The consultation room in one of the CES clinics
And you? Why did you choose to come here to Mexico? he asked.
Ah, the perennial question. I had answered it many times since coming here, but even still I felt that my response had evolved with time. While this experience might be considered “exotic” by some of my friends and family back home, I explained that I really didn’t see it that way. “Exotic” was just a more exciting way of saying “unimaginable,” I figured. Not in a bad way, surely, but it was just that I knew that many of the people I had left behind back home simply couldn’t imagine what I was experiencing here, including my own mom. She still wondered aloud at my decision to leave the comforts of my home and school behind in order to live in this way.
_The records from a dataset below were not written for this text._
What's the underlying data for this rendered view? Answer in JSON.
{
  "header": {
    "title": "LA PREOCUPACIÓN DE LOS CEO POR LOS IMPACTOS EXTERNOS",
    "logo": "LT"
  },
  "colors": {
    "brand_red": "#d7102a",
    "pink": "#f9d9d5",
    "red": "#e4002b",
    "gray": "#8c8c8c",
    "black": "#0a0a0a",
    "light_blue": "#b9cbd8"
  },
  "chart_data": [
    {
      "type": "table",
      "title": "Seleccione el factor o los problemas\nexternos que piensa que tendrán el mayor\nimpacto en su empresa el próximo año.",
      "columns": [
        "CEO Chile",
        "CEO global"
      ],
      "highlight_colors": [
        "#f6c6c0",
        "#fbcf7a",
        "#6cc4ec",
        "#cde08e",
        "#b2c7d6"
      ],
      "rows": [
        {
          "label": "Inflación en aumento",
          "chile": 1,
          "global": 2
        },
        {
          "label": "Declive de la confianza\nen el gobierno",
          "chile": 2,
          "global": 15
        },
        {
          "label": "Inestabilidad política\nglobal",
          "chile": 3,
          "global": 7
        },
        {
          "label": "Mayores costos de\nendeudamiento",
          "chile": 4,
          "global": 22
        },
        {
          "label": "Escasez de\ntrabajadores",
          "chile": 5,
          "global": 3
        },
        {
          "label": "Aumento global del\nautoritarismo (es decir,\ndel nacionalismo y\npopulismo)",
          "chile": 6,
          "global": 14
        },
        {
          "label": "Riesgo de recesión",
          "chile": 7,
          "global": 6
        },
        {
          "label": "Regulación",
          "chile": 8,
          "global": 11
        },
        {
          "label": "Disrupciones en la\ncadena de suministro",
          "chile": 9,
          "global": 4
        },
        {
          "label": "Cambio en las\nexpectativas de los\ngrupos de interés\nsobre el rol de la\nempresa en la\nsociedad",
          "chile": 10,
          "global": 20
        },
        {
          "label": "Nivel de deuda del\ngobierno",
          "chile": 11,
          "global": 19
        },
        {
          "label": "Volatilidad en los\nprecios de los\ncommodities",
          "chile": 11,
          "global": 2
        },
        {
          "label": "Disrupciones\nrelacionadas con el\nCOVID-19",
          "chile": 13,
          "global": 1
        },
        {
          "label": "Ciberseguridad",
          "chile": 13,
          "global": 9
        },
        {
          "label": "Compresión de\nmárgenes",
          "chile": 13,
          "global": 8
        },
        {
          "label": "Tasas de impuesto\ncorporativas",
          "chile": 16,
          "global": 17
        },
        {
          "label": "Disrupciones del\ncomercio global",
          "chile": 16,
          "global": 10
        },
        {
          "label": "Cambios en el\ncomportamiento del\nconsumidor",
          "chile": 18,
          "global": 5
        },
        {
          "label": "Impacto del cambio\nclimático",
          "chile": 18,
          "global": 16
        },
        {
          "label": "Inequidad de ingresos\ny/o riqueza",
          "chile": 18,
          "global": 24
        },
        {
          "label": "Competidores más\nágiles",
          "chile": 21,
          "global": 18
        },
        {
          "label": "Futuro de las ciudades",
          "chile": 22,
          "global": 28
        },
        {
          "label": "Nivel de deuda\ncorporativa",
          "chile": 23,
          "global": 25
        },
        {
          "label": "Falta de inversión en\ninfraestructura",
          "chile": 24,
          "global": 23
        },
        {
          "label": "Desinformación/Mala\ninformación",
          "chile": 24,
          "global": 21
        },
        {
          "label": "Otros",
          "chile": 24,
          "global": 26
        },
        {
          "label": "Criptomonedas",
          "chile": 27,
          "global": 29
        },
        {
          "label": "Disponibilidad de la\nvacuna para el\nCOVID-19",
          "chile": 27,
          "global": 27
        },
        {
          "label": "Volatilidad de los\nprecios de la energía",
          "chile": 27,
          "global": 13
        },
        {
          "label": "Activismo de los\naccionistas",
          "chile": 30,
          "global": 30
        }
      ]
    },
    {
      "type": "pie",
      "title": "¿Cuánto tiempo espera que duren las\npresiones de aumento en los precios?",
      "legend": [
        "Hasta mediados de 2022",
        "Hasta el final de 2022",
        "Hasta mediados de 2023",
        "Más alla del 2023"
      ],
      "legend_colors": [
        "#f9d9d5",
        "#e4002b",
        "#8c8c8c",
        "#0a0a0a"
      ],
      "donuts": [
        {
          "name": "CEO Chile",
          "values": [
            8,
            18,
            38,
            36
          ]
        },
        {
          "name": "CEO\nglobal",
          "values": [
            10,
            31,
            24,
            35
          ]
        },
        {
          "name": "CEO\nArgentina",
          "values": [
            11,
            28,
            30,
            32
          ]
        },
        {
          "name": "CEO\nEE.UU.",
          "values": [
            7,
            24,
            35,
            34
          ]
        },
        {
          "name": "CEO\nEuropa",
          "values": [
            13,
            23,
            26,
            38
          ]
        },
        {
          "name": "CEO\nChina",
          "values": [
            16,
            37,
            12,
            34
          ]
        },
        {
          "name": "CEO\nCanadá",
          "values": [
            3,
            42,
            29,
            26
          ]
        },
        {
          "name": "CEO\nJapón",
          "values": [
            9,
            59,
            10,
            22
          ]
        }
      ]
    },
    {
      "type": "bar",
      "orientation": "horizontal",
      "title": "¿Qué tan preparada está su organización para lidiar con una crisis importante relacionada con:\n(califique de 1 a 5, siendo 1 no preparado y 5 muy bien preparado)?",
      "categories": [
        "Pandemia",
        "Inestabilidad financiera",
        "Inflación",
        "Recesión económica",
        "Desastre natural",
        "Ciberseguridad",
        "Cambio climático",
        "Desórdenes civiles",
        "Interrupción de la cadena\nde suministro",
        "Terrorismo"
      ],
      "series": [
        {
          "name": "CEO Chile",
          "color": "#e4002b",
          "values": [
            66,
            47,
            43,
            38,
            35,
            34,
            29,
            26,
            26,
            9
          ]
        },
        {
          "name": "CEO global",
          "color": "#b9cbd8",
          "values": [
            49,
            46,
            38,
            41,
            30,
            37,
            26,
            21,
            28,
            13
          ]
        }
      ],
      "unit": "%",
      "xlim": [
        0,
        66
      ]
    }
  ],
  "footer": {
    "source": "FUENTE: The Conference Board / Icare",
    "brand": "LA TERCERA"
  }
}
For me, I knew that it was partly curiosity, partly ignorance, and wholly a desire to know—and I mean truly know—the experience of patients in a way that I knew no professor was prepared to teach me. Here in the Sierra, I am not part of any “establishment” nor a representative of the white coat-clad doctors that work diligently at saving lives in the hospitals I had known growing up—rather, I am the student, the neophyte, the young girl who can work her way into the fabric of a new life and sew a patch in this quilt for herself. And so, I persisted and I came. As I take my six-year-old host sister to school in the morning, or walk the dusty streets with my host-mom and carry a covered straw basket full of milpa perched on my waist, I can feel myself being an outsider to the medical practice as much as I am connected to it. It’s this chance to see from that point of view that has most enriched my experience here.
I realized that Jay and I were in a similar boat, equal with the other pasantes who had chosen to spend their social service year delivering care in a way that denied them the typical lifestyle they would have had back home. Our friends and family may wonder at our decisions, but—at least for me—this in turn has motivated me to challenge and then re-confirm my own conviction in the value of being here.